Later—after we'd run out of energy—we'd walk through the graveyard and try to piece together stories. We'd start at the largest, most prominent tombstone (usually a mayor or a town founder) and work our way out, piecing together the lives and deaths of the people who'd once made the town come alive, and from there we'd embellish.

For example: Samuels was a town founder who'd gone through three wives in his long life, but in the end, he was buried next to his first wife, Georgina, whom he'd been married to only a few short years before she died at 22. Her tombstone was larger than those of the other women, with a weeping angel standing watch, and a spot at the top was dark, as if charred.

"Or," my mom said knowingly, "as if a man had laid his hand there many times over his past 60 years." "Or," my father added, "as if hobos used it as an ashtray."
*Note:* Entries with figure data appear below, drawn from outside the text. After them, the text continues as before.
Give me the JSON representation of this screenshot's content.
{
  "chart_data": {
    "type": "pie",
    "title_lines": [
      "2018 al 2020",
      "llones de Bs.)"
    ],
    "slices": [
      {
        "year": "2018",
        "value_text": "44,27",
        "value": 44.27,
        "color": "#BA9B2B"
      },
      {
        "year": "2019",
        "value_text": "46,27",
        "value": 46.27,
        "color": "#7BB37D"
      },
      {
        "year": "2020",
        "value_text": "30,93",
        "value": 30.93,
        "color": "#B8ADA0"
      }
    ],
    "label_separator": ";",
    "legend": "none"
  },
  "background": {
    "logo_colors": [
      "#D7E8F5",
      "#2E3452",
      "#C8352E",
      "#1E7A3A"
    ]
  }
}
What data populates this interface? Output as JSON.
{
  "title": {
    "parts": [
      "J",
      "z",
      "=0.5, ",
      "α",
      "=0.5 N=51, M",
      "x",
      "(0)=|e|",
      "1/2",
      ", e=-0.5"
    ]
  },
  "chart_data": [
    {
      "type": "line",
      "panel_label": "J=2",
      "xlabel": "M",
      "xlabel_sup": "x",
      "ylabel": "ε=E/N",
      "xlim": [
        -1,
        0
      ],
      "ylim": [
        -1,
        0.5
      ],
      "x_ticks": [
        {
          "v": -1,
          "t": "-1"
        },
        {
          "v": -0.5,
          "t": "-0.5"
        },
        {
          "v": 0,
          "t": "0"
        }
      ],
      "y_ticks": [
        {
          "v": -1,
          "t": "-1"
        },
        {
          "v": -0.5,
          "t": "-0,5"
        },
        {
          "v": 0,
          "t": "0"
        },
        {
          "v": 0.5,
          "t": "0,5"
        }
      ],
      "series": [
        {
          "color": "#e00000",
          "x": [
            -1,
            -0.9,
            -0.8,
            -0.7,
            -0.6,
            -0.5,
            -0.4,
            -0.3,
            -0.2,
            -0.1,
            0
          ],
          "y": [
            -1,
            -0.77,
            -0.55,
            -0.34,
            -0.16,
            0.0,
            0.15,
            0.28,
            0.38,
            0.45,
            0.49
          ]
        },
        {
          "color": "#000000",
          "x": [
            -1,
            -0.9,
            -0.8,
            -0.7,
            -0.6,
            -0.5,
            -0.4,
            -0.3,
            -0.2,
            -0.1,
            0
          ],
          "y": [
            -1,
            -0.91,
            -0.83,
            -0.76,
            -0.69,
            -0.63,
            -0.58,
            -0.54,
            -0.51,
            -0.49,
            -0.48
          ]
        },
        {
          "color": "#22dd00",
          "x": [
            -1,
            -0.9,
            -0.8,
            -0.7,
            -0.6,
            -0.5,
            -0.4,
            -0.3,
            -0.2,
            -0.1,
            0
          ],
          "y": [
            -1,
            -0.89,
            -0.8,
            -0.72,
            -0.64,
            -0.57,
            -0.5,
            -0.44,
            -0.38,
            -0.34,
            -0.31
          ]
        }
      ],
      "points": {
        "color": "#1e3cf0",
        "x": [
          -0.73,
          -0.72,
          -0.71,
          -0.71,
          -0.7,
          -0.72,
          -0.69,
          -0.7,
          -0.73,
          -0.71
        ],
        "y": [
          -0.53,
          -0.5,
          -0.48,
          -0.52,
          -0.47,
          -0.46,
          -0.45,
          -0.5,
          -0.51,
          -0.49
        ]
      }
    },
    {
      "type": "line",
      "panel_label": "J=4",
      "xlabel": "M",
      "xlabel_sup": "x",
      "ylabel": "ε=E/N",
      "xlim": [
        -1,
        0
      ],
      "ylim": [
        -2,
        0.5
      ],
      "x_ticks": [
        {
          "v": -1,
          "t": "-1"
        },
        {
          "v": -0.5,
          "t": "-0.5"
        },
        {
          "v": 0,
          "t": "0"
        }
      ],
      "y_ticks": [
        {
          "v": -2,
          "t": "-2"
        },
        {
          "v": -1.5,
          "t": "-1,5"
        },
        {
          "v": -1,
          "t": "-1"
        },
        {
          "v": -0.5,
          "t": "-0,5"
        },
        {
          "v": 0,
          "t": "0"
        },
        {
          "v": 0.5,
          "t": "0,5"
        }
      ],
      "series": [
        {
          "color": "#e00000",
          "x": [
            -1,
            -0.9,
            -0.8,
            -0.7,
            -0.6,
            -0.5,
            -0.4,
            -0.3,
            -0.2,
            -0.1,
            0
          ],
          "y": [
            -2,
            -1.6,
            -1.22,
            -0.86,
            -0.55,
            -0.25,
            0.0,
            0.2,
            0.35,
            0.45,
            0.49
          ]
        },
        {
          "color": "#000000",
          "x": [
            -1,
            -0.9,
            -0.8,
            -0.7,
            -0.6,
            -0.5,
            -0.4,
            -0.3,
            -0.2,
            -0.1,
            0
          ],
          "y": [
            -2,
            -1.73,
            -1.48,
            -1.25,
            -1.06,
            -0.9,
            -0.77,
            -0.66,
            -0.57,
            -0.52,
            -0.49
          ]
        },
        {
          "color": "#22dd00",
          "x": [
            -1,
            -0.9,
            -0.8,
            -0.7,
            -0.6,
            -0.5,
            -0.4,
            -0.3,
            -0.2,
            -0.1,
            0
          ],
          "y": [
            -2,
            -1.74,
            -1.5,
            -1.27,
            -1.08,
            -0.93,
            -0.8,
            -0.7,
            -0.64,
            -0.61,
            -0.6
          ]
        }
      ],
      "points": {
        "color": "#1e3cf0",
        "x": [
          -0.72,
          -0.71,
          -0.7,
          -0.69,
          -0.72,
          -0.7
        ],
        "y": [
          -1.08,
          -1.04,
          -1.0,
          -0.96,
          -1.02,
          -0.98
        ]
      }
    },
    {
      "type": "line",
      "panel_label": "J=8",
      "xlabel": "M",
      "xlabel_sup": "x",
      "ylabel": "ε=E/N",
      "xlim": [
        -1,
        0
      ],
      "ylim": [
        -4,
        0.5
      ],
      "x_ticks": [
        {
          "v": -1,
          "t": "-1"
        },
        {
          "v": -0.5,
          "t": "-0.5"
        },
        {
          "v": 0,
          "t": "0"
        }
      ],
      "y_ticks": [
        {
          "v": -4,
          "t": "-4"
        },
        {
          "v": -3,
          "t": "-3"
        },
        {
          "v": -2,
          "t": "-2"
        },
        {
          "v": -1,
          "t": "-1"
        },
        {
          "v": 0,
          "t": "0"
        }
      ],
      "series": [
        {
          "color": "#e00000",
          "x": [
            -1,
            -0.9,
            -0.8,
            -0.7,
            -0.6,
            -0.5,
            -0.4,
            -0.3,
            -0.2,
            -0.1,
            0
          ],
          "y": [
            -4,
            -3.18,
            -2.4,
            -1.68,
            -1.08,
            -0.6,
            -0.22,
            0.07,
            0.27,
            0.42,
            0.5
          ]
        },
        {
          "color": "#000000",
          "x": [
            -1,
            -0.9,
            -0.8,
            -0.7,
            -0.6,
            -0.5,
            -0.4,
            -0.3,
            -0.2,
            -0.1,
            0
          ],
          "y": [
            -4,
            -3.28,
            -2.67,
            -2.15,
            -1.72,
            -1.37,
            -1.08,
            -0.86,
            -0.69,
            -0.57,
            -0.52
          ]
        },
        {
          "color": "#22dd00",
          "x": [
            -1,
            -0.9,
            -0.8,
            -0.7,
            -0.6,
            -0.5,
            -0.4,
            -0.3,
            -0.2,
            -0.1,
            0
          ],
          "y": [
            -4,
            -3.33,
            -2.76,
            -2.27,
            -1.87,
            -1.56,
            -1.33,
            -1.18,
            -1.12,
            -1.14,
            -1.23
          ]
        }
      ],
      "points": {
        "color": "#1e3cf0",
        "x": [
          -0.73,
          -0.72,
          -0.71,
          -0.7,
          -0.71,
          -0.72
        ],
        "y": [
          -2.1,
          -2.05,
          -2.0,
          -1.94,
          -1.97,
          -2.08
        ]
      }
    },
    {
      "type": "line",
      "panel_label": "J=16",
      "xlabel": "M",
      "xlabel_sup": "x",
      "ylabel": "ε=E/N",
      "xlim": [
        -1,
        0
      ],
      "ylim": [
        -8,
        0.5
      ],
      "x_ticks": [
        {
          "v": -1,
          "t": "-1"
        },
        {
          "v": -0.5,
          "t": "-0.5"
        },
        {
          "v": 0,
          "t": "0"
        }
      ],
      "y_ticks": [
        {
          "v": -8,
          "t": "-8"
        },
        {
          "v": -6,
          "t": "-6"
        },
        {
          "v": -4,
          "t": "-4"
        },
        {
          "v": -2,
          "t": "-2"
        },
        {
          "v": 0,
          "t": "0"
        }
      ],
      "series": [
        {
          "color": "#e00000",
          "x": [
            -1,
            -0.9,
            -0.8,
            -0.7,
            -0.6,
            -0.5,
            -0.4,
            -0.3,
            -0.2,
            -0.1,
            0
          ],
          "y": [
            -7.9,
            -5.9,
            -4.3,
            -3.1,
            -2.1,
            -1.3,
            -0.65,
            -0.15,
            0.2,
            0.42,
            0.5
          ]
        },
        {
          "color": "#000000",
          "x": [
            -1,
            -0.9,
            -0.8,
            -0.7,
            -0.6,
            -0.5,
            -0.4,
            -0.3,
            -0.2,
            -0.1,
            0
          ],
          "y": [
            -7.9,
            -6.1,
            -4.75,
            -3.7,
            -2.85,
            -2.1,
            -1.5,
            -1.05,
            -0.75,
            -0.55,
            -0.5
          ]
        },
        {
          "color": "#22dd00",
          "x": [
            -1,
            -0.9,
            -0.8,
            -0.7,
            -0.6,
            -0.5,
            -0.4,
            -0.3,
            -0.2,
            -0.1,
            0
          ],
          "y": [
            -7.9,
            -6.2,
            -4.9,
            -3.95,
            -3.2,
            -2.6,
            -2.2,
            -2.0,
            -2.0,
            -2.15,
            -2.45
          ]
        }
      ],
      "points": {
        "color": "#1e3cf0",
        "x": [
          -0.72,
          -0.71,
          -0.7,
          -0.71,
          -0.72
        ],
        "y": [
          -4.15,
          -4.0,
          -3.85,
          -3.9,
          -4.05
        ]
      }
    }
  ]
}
We walked on to the Smith family plot, about which we made up long and complicated stories filled with imagined scandal and laughter and heartache. In our minds, the oldest son had been an incurable dreamer who died young while attempting to create an early (and painfully unsuccessful) jetpack. The Smith plots were overgrown, though, and it seemed as if the family line had died out—and the only stories still told about them were the ones told by people like us: poor amateur detectives with strong imaginations and no access to cable.

Inevitably, we always ended up with at least one tombstone that didn't quite fit with the rest. Set off from the others, it bore a last name that didn't seem to match anyone else's. There were no special engravings, no "beloved child" or "She is not dead. She only rests." Instead, there was just a name and, possibly, a date. Those markers always made me the saddest, probably because I identified most with them.

Even at age 10, I already knew that I was different from most people. My anxiety disorder was still years from being diagnosed, but it affected me quite deeply. I was too afraid to speak out in class, too nervous to make real friends. It was always the single, lonely grave that I'd stop at to pull out the weeds and leave wildflowers. In a way, I suppose, I was mourning for myself, for the outgoing, friend-to-all person I would never be. At that young age, I already felt as if I'd always fade into the background. I was terrified of slumber parties, let alone leaving the house. I couldn't give a book report and, instead, would stand in front of the class laughing nervously without ever uttering a word.